The conspirators’ next challenge? Silently moving the kegs without waking the whole population of St. George’s. Again, accounts differ. Many assume the Bermudans rolled the kegs, but they were working in the early hours of dark morning, a half-mile away from a sleeping governor with soldiers, ships and jails at his disposal. Rolling barrels would have been loud, and if they were only quarter barrels, then a man could easily carry one. Spurling believes that Tucker’s men walked the kegs straight up the hill behind town and down to Tobacco Bay, where an American ship, the Lady Catherine, weighed anchor.
The kegs were then ferried from shore to ship in pen-deck rowboats about 32 feet long. At dawn, as Bruere awoke, the Lady Catherine loaded the last of the gunpowder kegs; the magazine had been almost entirely cleared out. He saw the Lady Catherine and another American ship on the horizon, assumed correctly that his missing gunpowder was taking a vacation across the sea, and sent a customs ship to chase them down.
Bruere's post-raid letter identified the second ship as the Charleston and Savannah Packet, but the Americans wouldn't have needed two merchant ships to carry 126 kegs of gunpowder—one would have sufficed, and it was just coincidence that the Packet was there that morning. Nonetheless, Bruere's customs ship couldn't catch the escaping gunpowder, and it turned around, defeated. Bruere was furious and humiliated.
If the townspeople knew anything, they weren't telling him. He put out a reward for information, but had no takers. Even Bermuda's government was lackluster in its response. “There was an investigation and a committee of parliament, but it just didn't go anywhere,” says Spurling. “I think they had to show outrage, but by and large most were secretly quite happy with the deal Tucker made.”
No one was convicted, not even Tucker, says Diana Chudleigh, the historian who authored the most recent guidebook on Tucker's house, now a museum. Making good on their word, the American colonies allowed trade with Bermuda to continue for years. Bruere considered the Bermudans treasonous for trading with the Americans, and from 1778 to his death in 1780 he commissioned Loyalist privateers to raid American trade ships between the Colonies and Bermuda. Trade continued, though, for years after his death, until the ever-increasing number of privateers finally choked it to a halt in the later years of the war. Even Tucker gave up trading with the colonies, as unarmed merchants couldn't compete against government-sanctioned raiders.

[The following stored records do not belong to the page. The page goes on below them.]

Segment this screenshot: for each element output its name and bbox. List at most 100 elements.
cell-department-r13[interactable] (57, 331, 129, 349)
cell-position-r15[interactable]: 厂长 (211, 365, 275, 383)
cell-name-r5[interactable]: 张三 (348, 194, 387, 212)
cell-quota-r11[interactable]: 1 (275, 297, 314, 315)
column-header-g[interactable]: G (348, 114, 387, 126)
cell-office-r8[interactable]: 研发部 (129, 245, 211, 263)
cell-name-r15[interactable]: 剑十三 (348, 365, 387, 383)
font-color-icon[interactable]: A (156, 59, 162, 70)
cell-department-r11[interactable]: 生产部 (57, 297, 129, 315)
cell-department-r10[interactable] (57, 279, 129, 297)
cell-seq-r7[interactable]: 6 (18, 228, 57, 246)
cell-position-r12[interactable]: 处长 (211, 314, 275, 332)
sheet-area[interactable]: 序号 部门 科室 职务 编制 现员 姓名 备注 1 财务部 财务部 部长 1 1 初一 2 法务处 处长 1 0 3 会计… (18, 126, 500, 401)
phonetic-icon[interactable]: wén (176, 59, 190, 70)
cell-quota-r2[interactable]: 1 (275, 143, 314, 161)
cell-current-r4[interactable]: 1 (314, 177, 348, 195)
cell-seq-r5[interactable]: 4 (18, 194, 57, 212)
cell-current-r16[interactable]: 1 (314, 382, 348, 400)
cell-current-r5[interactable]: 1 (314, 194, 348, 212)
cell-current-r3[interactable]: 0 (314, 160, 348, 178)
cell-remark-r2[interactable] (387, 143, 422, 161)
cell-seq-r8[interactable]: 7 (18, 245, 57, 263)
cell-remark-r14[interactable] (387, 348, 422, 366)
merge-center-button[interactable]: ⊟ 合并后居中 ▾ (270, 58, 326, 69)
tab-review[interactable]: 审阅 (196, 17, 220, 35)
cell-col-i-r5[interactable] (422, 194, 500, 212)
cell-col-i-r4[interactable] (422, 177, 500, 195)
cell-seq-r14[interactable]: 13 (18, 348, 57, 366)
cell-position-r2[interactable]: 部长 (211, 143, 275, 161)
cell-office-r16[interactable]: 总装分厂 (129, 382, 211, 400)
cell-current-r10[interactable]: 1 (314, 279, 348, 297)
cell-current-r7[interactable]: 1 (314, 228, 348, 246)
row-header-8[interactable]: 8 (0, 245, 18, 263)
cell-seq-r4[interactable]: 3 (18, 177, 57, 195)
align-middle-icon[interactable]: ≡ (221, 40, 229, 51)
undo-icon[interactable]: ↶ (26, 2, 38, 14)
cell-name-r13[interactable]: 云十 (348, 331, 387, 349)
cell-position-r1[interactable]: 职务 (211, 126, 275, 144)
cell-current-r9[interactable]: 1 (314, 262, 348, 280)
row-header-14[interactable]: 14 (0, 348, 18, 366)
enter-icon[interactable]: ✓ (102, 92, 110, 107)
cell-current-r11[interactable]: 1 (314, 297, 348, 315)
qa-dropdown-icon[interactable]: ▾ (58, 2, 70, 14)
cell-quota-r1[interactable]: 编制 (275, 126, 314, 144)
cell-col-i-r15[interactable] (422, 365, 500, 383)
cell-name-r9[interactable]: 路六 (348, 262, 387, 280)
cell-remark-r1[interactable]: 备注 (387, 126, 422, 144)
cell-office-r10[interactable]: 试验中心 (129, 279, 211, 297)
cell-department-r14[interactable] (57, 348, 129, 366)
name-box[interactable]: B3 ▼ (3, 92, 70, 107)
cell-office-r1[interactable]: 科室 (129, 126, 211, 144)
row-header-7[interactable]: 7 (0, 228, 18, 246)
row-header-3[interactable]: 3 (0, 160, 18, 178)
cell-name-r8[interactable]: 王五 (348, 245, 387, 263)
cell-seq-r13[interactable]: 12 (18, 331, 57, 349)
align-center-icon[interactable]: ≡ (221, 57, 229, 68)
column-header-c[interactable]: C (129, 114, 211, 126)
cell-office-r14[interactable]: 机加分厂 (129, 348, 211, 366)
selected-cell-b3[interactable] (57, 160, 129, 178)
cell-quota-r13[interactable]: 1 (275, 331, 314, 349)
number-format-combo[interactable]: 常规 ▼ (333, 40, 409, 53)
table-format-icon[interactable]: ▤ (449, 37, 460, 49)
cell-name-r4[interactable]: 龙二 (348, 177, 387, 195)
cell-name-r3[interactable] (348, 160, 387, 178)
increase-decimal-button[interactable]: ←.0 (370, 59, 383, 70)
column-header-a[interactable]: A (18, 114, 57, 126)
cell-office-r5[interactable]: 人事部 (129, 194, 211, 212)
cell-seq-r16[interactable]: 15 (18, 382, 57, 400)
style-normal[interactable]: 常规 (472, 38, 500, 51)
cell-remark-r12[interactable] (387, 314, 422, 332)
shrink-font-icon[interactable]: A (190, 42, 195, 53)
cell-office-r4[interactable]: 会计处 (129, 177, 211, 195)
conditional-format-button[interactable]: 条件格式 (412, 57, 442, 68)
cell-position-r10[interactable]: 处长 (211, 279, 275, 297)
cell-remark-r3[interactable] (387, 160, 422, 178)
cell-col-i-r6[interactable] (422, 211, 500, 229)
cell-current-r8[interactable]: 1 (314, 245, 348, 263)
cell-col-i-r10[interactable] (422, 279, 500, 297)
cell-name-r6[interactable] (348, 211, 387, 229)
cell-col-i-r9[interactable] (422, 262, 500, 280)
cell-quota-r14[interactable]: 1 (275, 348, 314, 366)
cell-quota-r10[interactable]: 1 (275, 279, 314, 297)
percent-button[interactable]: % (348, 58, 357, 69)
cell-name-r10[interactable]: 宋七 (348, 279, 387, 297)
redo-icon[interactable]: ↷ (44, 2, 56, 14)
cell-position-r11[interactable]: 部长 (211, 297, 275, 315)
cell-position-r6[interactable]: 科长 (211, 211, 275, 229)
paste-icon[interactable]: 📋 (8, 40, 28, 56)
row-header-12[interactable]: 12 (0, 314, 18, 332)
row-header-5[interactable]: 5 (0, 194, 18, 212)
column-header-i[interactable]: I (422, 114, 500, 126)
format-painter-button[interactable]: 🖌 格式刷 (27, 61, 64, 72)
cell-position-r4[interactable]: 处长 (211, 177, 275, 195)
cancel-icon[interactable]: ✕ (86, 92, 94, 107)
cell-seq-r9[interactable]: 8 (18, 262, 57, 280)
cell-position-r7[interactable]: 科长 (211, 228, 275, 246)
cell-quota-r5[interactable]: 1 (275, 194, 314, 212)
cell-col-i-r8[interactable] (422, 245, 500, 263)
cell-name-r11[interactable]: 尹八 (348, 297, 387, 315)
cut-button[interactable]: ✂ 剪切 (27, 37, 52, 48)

As for Bermuda's gunpowder, enough of it eventually made its way to Washington's men at Boston. The British, unable to hold their position, evacuated the city in March of 1776. The Bermudan gunpowder supply lasted through the end of that campaign and into June, when it was used to defend Charleston from British invasion, according to Spurling. A port vital to the American war effort, losing Charleston could have choked the rebellion into submission. Outmanned five-to-one, American defenders fought off nine British warships. The British wouldn't try again for four years, all because a Bermudan governor left a storehouse unguarded, because who would ever dare try to heist so much gunpowder from a town in the middle of an ocean?